En 2011, le président Vladimir Poutine a déclaré qu’il avait l’intention de faire pression pour « l’établissement d’un contrôle international sur Internet en utilisant les capacités de surveillance et de supervision » de l’UIT. Les gouvernements, de l’Arabie saoudite à la Chine, ont exprimé leur soutien à cette idée, au milieu des inquiétudes suscitées par le pouvoir incontrôlé de la Silicon Valley et l’influence politique croissante des États-Unis.

« L’orientation et l’orientation de l’UIT dans les années à venir seront cruciales pour déterminer l’avenir de la connectivité et de la coopération numérique », a déclaré Bogdan-Martin au Financial Times. « Je crois que l’UIT est l’une de ces organisations au sein desquelles les divisions peuvent et doivent être mises de côté dans l’intérêt d’une communication accrue et meilleure entre tous. »

Ismailov a refusé d’être interviewé et n’a pas répondu aux questions écrites envoyées par le FT.

Au cours des 10 dernières années, Moscou a mis en place des règles de plus en plus strictes pour régir l’Internet national – surnommé «Runet» – qui ont abouti à une «loi nationale sur l’Internet» en 2019.

Cette législation visait à centraliser le contrôle de l’infrastructure Internet, en canalisant le trafic via le censeur numérique du Kremlin, Roskomnadzor. Il a également mandaté la création d’un système de noms de domaine national pour stocker et contrôler l’accès aux adresses IP Internet, au cas où il serait nécessaire de séparer l’Internet de l’État de l’Icann et du Web au sens large.

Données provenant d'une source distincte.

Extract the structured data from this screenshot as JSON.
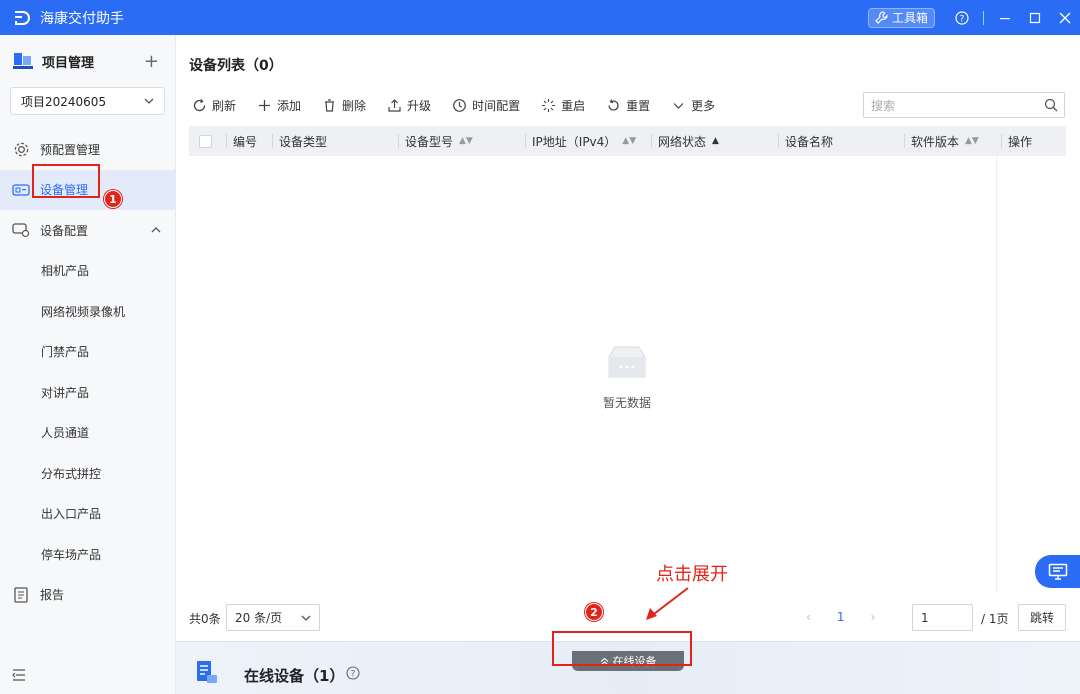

Quel que soit le résultat des élections, les différences dans la manière dont les gouvernements pensent que l’Internet devrait être structuré et gouverné sont susceptibles de s’intensifier, ont déclaré les experts, et il sera difficile de naviguer sur une voie qui garantit que le Web reste unifié.

« Même si les États-Unis gagnent, la route sera difficile », a déclaré Sherman.